The energy equivalent of the mass defect is called the binding energy (E_b).

Step 1. Calculate the mass defect

The mass defect can be calculated as

Δm = Σ(mass of nuclear particles) - (mass of isotope)

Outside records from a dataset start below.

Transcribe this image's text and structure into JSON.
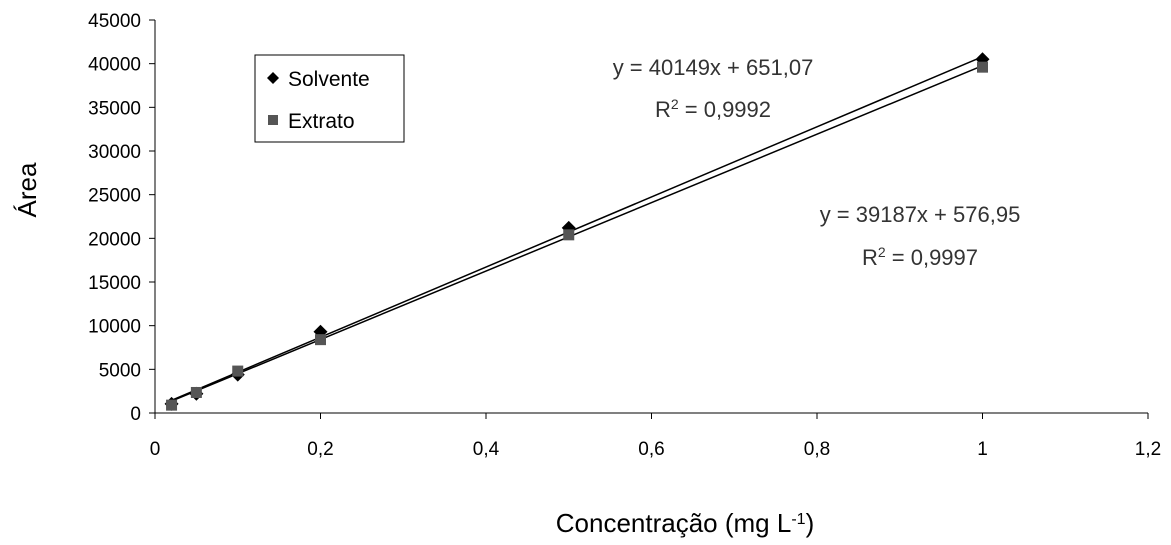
{
  "chart_data": {
    "type": "scatter",
    "ylabel": "Área",
    "xlabel": {
      "base": "Concentração (mg L",
      "sup": "-1",
      "tail": ")"
    },
    "xlim": [
      0,
      1.2
    ],
    "ylim": [
      0,
      45000
    ],
    "x_ticks": [
      0,
      0.2,
      0.4,
      0.6,
      0.8,
      1,
      1.2
    ],
    "x_tick_labels": [
      "0",
      "0,2",
      "0,4",
      "0,6",
      "0,8",
      "1",
      "1,2"
    ],
    "y_ticks": [
      0,
      5000,
      10000,
      15000,
      20000,
      25000,
      30000,
      35000,
      40000,
      45000
    ],
    "y_tick_labels": [
      "0",
      "5000",
      "10000",
      "15000",
      "20000",
      "25000",
      "30000",
      "35000",
      "40000",
      "45000"
    ],
    "grid": false,
    "legend_position": "top-left",
    "series": [
      {
        "name": "Solvente",
        "marker": "diamond",
        "color": "#000000",
        "points": [
          [
            0.02,
            1050
          ],
          [
            0.05,
            2200
          ],
          [
            0.1,
            4400
          ],
          [
            0.2,
            9300
          ],
          [
            0.5,
            21200
          ],
          [
            1,
            40500
          ]
        ],
        "trendline": {
          "slope": 40149,
          "intercept": 651.07
        },
        "equation": "y = 40149x + 651,07",
        "r2_label": {
          "base": "R",
          "sup": "2",
          "tail": " = 0,9992"
        }
      },
      {
        "name": "Extrato",
        "marker": "square",
        "color": "#555555",
        "points": [
          [
            0.02,
            900
          ],
          [
            0.05,
            2350
          ],
          [
            0.1,
            4800
          ],
          [
            0.2,
            8400
          ],
          [
            0.5,
            20400
          ],
          [
            1,
            39600
          ]
        ],
        "trendline": {
          "slope": 39187,
          "intercept": 576.95
        },
        "equation": "y = 39187x + 576,95",
        "r2_label": {
          "base": "R",
          "sup": "2",
          "tail": " = 0,9997"
        }
      }
    ]
  }
}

The number of protons = atomic number = 49

The mass number for indium-113 = 113

The number of neutrons = mass number - atomic number = 113 - 49 = 64

¹¹³In → 49 ¹H + 64 ¹n

The atomic mass of indium-113 (¹¹³In) = 112.90430 g/mol

The ¹H mass = 1.00783 g/mol

The neutron (n) mass = 1.00867 g/mol

Hence, for one mole of indium-113:

Δm = [(49 mol ¹H)(1.00783 g/mol ¹H) + (64 mol n)(1.00867 g/mol n)] - (1 mol ¹¹³In)(112.90430 g/mol ¹¹³In) = 1.03425 g = 1.03425×10^-3 kg

Step 2. Calculate energy equivalent of the mass defect.

ΔE = (Δm)c² (units: J = kg m² s^-2)

ΔE = (1.03425×10^-3 kg) × (2.998×10⁸ m/s)² = 9.2958×10¹³ J = 9.2958×10¹⁰ kJ

Step 3. Divide the binding energy by the number of moles of nucleons (mass number) to get the binding energy per mole nucleons.

E_b = (9.2958×10¹⁰ kJ) / (113 mol nucleons) = 8.2264×10⁸ kJ/mol nucleons

E_b = 8.2264×10⁸ kJ/mol nucleons

Answer: The binding energy for Indium-113 is 8.2264×10⁸ kJ/mol nucleons.